La crisis sanitaria del mundo globalizado ha sido ampliamente documentada, pero las propuestas de solución reflejan también un debate ideologizado. En el caso de los medicamentos, defensores del modelo económico vigente consideran que la intervención estatal de los mercados de medicamentos y demás insumos esenciales para la salud pública no solo es políticamente incorrecta e inviable, sino poco factible a corto plazo debido a la debilidad tradicional de los gobiernos en un campo que requiere largo tiempo de desarrollo y de pruebas clínicas9-10; proponen en cambio aumentar algunas regulaciones que no afecten la propiedad privada sobre los recursos, financiar iniciativas privadas asequibles, fortalecer alianzas público-privadas o importar insumos y medicamentos genéricos actualmente autorizados; esta propuesta confía en que los mercados por si mismos se pondrán la mano en el corazón y sacrificarán sus intereses financieros en aras de la salud pública mundial. Los críticos más agudos proponen que los mercados no se rigen por la compasión sino por la utilidad y que los Estados deberían gobernar el proceso de innovación medicamentos e insumos esenciales para la salud pública, acordar precios justos, garantizar que las patentes y la competencia funcionen al servicio de los intereses colectivos, y establecer las condiciones de reinversión10. Este debate debería ampliarse también a la protección del agua, los recursos naturales y los alimentos, donde los acuerdos internacionales han sido aún muy débiles para contrarrestar las presiones de los mercados internacionales20.
Reconociendo la gravedad del problema, algunos analistas insisten en incorporar la figura de la soberanía sanitaria como una prioridad de las agendas políticas de los próximos años21,22. Desde su perspectiva, la soberanía sanitaria se refiere a la capacidad de las sociedades democráticas para asegurar, a través de su organización estatal, la equidad en la producción, distribución y acceso a los recursos esenciales para mantener la vida y la salud de las poblaciones. La soberanía sanitaria es algo más que una figura retórica, es el objetivo y el soporte de toda sociedad democrática; no puede separarse de la autonomía de los pueblos para gestar sus propias decisiones; y su desarrollo exige defender las democracias participativas, depurándolas de intereses particulares que actúan en contra de intereses colectivos.
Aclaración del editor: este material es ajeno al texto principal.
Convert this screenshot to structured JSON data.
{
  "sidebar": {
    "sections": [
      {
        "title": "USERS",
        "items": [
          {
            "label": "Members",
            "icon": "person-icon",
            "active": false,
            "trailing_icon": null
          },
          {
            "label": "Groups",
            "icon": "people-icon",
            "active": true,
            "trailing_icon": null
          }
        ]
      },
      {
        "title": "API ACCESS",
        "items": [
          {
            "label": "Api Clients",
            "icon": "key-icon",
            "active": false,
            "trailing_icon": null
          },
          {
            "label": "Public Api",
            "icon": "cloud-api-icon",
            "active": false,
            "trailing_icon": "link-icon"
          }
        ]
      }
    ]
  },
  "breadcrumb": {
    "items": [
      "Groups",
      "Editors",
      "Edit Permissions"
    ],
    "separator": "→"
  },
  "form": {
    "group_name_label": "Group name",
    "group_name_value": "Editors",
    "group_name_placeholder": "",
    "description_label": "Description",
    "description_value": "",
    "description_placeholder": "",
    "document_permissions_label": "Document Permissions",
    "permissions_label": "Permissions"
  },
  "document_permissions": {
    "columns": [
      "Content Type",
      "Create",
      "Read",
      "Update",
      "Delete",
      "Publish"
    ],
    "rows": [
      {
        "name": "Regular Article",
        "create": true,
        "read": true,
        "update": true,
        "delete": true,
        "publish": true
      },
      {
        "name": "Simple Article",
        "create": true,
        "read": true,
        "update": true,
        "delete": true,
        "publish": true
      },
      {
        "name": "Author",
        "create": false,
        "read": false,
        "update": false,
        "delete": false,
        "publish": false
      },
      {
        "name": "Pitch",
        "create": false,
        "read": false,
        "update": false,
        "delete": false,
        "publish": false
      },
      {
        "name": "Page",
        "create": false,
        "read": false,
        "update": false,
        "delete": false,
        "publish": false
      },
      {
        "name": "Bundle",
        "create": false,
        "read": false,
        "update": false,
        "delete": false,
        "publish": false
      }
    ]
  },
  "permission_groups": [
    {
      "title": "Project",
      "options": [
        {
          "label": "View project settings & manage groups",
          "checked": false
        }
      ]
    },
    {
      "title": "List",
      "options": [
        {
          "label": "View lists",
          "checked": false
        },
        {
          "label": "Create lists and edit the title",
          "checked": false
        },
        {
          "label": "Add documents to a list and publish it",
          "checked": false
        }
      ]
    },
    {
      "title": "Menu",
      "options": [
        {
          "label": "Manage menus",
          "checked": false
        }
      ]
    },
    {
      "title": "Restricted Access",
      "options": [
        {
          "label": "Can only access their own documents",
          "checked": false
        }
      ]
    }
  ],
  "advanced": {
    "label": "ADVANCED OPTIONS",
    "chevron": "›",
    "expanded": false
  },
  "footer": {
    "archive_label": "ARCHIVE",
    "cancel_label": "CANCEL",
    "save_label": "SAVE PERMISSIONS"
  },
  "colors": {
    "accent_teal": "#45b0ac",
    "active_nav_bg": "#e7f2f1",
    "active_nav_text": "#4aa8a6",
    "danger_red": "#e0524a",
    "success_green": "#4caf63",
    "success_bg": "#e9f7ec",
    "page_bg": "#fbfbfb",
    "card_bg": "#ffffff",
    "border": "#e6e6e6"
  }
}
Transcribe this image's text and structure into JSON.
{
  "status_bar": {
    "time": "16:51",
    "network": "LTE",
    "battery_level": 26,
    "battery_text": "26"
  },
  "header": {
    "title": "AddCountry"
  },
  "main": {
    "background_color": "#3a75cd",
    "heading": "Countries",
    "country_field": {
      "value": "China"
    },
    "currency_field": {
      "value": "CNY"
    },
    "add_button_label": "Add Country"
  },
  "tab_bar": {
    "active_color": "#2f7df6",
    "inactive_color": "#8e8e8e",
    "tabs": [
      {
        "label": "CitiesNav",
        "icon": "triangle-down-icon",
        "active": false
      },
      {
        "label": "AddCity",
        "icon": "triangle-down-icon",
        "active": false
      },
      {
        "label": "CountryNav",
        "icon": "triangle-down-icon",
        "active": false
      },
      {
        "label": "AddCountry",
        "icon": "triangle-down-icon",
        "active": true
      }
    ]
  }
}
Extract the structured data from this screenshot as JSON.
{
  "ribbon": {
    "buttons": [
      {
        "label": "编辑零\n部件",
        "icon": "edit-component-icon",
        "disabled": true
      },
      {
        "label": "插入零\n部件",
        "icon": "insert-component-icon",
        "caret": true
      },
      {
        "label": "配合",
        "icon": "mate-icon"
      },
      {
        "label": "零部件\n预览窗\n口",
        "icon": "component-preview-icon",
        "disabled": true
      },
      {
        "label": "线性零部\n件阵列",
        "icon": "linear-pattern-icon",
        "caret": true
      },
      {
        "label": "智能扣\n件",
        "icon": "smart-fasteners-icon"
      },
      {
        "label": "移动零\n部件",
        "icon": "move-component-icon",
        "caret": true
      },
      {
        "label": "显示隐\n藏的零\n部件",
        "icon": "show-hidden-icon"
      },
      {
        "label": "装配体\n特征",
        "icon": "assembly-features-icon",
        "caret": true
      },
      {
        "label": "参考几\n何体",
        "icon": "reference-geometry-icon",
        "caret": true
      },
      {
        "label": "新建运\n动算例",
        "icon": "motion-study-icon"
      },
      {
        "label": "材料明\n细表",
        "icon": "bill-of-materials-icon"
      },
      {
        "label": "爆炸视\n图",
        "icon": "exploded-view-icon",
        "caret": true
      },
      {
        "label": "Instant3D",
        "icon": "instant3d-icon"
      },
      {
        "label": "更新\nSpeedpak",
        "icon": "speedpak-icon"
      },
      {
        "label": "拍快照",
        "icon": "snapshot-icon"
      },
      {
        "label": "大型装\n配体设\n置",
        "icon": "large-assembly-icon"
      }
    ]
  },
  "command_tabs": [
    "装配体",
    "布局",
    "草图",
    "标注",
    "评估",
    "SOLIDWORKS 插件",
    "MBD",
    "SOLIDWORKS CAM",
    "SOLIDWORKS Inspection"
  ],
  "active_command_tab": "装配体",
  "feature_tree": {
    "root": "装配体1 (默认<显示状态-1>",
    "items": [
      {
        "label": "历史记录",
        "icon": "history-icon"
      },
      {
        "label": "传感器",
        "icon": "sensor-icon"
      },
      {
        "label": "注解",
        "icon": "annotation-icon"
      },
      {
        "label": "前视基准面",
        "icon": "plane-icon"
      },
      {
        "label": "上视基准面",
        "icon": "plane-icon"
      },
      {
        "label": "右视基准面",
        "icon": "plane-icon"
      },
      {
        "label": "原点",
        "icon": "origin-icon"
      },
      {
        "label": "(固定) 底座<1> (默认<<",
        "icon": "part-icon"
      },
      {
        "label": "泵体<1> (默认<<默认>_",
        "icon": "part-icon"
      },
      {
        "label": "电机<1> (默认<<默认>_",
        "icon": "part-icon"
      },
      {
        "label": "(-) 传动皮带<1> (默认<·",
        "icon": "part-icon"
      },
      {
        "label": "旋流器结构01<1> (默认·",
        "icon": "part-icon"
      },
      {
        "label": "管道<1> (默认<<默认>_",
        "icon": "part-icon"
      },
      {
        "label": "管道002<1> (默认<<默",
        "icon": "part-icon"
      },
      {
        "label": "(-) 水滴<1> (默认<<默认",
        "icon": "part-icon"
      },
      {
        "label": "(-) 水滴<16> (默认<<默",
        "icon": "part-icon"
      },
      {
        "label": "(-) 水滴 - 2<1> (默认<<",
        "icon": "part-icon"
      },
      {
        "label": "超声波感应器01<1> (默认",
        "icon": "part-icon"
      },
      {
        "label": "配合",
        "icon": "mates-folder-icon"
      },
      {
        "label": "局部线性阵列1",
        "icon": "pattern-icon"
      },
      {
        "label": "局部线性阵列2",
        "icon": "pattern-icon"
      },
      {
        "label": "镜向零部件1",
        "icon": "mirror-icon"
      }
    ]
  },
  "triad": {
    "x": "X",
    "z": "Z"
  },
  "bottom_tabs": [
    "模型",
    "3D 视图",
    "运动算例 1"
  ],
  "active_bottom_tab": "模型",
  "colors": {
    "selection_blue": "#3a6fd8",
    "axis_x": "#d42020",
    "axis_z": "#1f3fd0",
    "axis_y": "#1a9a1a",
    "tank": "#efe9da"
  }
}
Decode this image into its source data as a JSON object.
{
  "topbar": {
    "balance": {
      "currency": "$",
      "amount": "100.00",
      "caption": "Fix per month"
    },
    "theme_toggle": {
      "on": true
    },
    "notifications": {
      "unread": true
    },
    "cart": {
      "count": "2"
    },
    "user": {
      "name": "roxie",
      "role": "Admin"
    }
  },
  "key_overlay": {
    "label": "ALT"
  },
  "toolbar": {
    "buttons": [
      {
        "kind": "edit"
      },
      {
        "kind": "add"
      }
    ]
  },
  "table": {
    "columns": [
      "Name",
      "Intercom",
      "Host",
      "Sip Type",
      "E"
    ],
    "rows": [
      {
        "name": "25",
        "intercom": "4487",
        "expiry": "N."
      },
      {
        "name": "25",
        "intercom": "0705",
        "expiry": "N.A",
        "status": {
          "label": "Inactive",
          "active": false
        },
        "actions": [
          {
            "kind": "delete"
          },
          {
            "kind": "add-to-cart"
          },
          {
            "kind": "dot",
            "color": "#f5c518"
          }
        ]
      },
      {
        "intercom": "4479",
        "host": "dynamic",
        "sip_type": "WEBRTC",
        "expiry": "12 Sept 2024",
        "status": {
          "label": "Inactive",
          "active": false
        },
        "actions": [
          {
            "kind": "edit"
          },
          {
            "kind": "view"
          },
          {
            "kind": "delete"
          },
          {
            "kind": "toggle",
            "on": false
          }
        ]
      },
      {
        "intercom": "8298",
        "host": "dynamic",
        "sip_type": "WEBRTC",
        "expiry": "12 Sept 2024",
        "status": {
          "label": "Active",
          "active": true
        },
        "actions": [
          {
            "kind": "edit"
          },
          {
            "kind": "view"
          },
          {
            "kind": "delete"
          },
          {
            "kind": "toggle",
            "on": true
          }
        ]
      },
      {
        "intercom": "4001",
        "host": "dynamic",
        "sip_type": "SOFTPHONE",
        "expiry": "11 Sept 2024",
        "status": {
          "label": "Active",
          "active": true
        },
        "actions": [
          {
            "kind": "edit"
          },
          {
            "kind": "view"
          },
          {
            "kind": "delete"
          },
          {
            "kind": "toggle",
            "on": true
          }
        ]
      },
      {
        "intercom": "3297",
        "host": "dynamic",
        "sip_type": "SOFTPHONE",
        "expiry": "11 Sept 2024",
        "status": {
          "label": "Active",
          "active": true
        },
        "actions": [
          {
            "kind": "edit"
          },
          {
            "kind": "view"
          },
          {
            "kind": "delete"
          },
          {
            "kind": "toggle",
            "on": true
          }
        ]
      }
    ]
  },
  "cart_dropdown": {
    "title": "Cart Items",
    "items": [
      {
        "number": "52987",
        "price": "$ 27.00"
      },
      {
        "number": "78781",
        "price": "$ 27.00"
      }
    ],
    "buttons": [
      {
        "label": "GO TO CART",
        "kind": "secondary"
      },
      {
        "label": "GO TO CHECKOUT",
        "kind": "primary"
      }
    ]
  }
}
Fortalecer la soberanía sanitaria implica varias acciones urgentes: reconocerla como derecho de los pueblos y obligación indelegable de los gobiernos, y no solamente como un espacio de mercado al servicio del enriquecimiento de unos pocos; exigir de los líderes y gobernantes la reorganización de la geopolítica, asegurando la equidad en el acceso a recursos e insumos críticos para todos los habitantes del planeta; regular los mercados al servicio de intereses colectivos; fortalecer los sistemas de salud3; y extender el principio de la libertad, no solo a los mercados sino también a la gestión del conocimiento, desmontando las normas que dificultan a los países del Sur el desarrollo de acuerdos comerciales que beneficien a las poblaciones más pobres12.